Page MenuHomePhabricator

ApiQueryAllPages is slow on langlinks edgecase
Closed, DeclinedPublicPRODUCTION ERROR

Description

Spotted in production:

May  1 15:45:18 mw1223:  SlowTimer [59999ms] at runtime/ext_mysql: slow query:
SELECT /* ApiQueryAllPages::run Pywikibot-test */  /*! STRAIGHT_JOIN */
    page_namespace,page_title,page_id,page_content_model,page_restrictions,page_is_redirect,
    page_is_new,page_touched,page_latest,page_len 
FROM
    `page`,`langlinks`
WHERE
    page_namespace = '0' AND (page_title>='!') AND (page_id=ll_from)  
GROUP BY
    page_title,page_id ORDER BY page_title LIMIT 6

The explain for the query is deceptively simple:

1mysql:wikiadmin@db1052 [enwiki]> explain SELECT /* ApiQueryAllPages::run Pywikibot-test */ /*! STRAIGHT_JOIN */ page_namespace,page_title,page_id,page_content_model,page_restrictions,page_is_redirect,page_is_new,page_touched,page_latest,page_len FROM `page`,`langlinks` WHERE page_namespace = '0' AND (page_title>='!') AND (page_id=ll_from) GROUP BY page_title,page_id ORDER BY page_title LIMIT 6;
2+------+-------------+-----------+------+--------------------+------------+---------+---------------------+----------+------------------------------------+
3| id | select_type | table | type | possible_keys | key | key_len | ref | rows | Extra |
4+------+-------------+-----------+------+--------------------+------------+---------+---------------------+----------+------------------------------------+
5| 1 | SIMPLE | page | ref | PRIMARY,name_title | name_title | 4 | const | 18727509 | Using index condition; Using where |
6| 1 | SIMPLE | langlinks | ref | ll_from | ll_from | 4 | enwiki.page.page_id | 2 | Using index |
7+------+-------------+-----------+------+--------------------+------------+---------+---------------------+----------+------------------------------------+
82 rows in set (0.08 sec)

Per @Anomie on IRC:

It's choosing a good index and not filesorting. The only bit that looks suspicious to me is the join with langlinks, if langlinks is mostly empty on that wiki, which would make it have to go through a lot of rows."

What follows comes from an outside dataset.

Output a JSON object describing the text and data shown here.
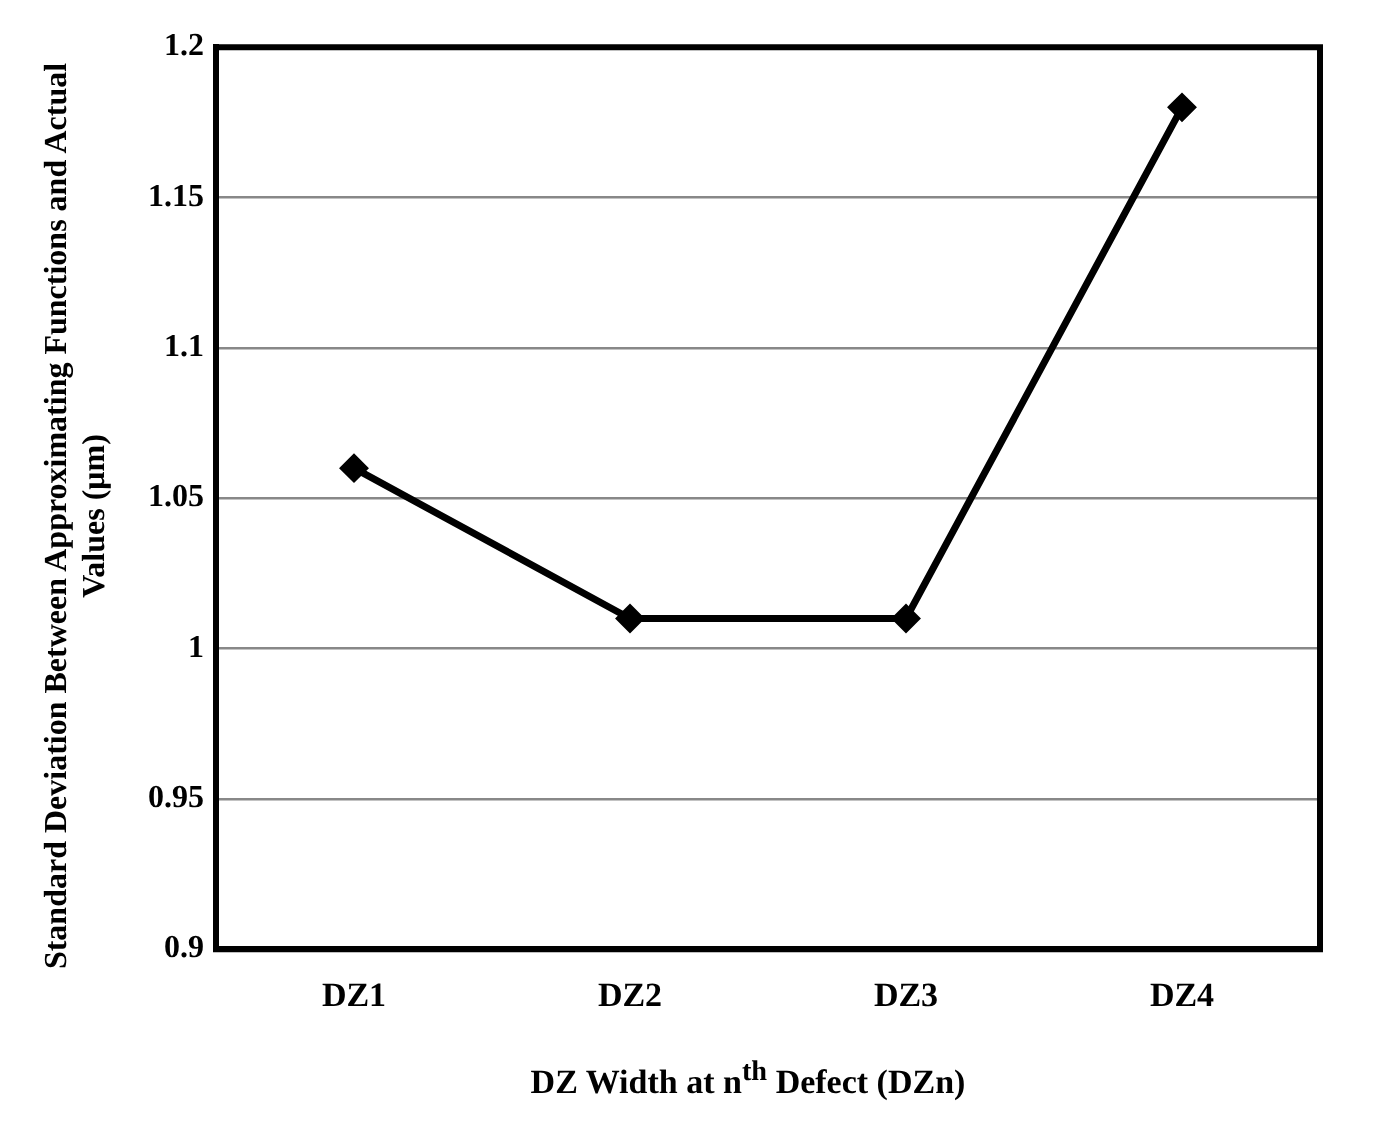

On a wiki like enwiki, this query is fast. On something like wikidatawiki where there's basically no langlinks in NS0, the edge case is really really slow, as in 60s or more.

An idea was floated:

No idea. Removing the straight join might work for wikidatawiki since langlinks is so small, but still wouldn't help the general case where other namespaces have lots of langlinks. Could add a "ll_from_namespace" column, I suppose.

But:

That could work, but would require backfilling to be useful.

Event Timeline

demon raised the priority of this task from to Medium.
demon updated the task description. (Show Details)
demon added subscribers: demon, Anomie.

It's basically one of those "Go through all pages in the namespace to find the tiny fraction that pass the filter" issues.

If nothing can be done to have the filtering done in SQL, I suppose we could select the $limit rows with a left join and filter them in PHP when $wgMiserMode is set (returning fewer than $limit, possibly 0, to the client), like we do in a few other places.

hashar set Security to None.
hashar moved this task from Untriaged to Dec2019/1.35.wmf.10+ on the Wikimedia-production-error board.
This comment was removed by Krinkle.
mmodell changed the subtype of this task from "Task" to "Production Error".Aug 28 2019, 11:12 PM
Aklapper changed the task status from Stalled to Open.Oct 19 2020, 4:34 PM

The previous comments don't explain who or what (task?) exactly this task is stalled on ("If a report is waiting for further input (e.g. from its reporter or a third party) and can currently not be acted on"). Hence resetting task status.

(Smallprint, as general orientation for task management: If you wanted to express that nobody is currently working on this task, then the assignee should be removed and/or priority could be lowered instead. If work on this task is blocked by another task, then that other task should be added via Edit Related Tasks...Edit Subtasks. If this task is stalled on an upstream project, then the Upstream tag should be added. If this task requires info from the task reporter, then there should be instructions which info is needed. If this task needs retesting, then the TestMe tag should be added. If this task is either out of scope and nobody should ever work on this, or nobody else managed to reproduce the problem described in this task, then this task should have the "Declined" status. If the task is valid but should not appear on some team's workboard, then the team project tag should be removed while the task has another active project tag.)

Closing as this is an old timeout-related task without clear steps to reproduce the issue. It may have been intermitent or since solved or obsoleted. There has not been any on-topic comment since its creation five years ago.

On this task specifically, I suspect it may have ceased to timeout with improvements in hardware, or be obsoleted by the move of this data to Wikidata for many wikis.